3.       The US was in Uganda before the Invisible Children people said anything, because Uganda has oil. Even if more troops are sent, it won't have anything to do with Kony because he's not there!
4.       The Ugandan military is involved in atrocities such as rape and torture. Invisible Children supports them, as well as military intervention- which can only lead to more violence, and the death of a number of the child soldiers.
5.       Invisible Children only gives 31% of donations to the people in Uganda. They use up the rest within the organization- which is hugely unethical.
6.      If they want the US government to take notice, there is no point in asking people outside the US to advocate the group and "make Kony famous"- the US government doesn't care if non-citizens are interested in an issue. It’s simply not their responsibility.
7.       This is a short interview with an ex-child soldier, who spoke to the press about how offended he is by the Kony 2012 Campaign for its failure to respect and communicate the gravity of the situation in Uganda:

I’ve been meaning to start a blog for a while, and though this isn’t the most original of entries, I thought it would be a good start. I’m really happy to see that people of my generation are interested in helping the world and stepping up to make changes, but the way to do so isn’t through coming up with cool activities and having fun while we’re at it. It's understandable that a video that is made to get to viewers emotionally has moved so many people, but the cool graphics and sad five year old don't legitimize everything said in the Kony 2012 video (they even got the geographical location of Uganda wrong). The LRA and Kony, as well as other domestic issues in Uganda are very serious, and cannot be solved by means of having fun, and making it about us instead of them. This video is all about the White Man's Burden- but remember, just because the mainstream in the US weren't aware of Kony and the LRA, the problem was never "invisible". Another reason why I'm a bit upset with Invisible Children is because it doesn't seem to respect the dignity of the people in Uganda who have lived and died through everything that has happened in the past two decades. Their trials were not invisible just because nobody was tweeting about them.

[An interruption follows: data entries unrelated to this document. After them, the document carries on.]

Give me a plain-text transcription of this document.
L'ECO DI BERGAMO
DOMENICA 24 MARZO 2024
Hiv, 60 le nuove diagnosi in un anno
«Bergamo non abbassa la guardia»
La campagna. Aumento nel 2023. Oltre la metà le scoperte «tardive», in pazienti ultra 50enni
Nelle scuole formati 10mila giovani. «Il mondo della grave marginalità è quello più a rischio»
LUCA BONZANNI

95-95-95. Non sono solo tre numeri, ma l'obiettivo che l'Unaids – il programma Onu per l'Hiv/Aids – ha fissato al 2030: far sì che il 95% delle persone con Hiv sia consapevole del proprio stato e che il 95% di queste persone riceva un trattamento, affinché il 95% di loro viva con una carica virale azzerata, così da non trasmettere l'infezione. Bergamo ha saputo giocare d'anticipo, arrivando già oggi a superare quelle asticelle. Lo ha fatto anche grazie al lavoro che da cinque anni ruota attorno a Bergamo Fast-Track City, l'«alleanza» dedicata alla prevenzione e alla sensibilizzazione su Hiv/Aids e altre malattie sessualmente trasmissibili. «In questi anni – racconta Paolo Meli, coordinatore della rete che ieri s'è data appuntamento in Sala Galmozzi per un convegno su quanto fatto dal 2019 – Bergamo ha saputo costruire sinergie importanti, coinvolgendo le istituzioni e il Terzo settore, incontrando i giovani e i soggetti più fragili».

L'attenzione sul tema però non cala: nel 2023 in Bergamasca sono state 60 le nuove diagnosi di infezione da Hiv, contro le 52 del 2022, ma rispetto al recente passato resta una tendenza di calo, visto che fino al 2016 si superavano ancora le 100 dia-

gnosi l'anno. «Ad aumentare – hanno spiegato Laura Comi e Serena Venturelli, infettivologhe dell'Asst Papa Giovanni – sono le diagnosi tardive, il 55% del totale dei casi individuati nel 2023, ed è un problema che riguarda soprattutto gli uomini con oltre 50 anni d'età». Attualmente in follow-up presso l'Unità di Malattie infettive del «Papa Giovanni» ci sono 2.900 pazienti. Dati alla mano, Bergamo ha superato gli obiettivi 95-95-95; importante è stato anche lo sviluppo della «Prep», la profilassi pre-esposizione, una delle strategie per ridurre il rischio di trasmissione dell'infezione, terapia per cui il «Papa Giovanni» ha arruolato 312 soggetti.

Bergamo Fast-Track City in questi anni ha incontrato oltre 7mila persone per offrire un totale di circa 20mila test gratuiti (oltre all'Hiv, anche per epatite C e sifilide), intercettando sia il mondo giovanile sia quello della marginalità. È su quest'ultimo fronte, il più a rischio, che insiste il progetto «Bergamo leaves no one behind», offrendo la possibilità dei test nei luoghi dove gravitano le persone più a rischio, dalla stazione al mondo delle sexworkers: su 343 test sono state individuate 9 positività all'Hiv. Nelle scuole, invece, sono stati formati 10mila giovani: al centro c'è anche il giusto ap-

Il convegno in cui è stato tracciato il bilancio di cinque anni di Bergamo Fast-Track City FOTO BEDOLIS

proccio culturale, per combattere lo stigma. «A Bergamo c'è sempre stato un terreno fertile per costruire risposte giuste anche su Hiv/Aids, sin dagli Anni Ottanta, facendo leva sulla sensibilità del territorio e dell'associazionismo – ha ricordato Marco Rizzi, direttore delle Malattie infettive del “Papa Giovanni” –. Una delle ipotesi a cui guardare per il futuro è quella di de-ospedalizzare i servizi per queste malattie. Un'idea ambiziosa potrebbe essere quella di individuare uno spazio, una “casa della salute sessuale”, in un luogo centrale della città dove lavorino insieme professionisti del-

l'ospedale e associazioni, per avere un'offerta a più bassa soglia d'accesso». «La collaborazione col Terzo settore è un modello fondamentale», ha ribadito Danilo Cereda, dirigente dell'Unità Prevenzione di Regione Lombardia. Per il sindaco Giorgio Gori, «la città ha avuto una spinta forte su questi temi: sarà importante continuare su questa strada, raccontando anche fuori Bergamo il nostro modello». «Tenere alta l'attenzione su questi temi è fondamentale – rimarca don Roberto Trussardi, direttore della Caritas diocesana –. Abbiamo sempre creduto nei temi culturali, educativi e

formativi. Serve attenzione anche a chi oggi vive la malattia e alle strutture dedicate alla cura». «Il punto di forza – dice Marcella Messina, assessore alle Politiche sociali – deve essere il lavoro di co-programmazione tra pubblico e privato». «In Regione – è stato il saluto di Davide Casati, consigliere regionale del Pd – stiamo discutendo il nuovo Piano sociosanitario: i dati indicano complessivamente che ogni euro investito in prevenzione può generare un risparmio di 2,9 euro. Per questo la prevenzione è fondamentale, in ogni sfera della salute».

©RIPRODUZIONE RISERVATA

If we really want to take action, we have to find reliable charities, and put in real hard work- changing a profile picture on facebook and running around town laughing with friends while putting up posters really isn’t helping any of the kids who have suffered under Kony. If you really want to make a change, then really do something.  

Additional note: Please do let me know if you're aware of any facts I got wrong; I’ll be sure to research and update them.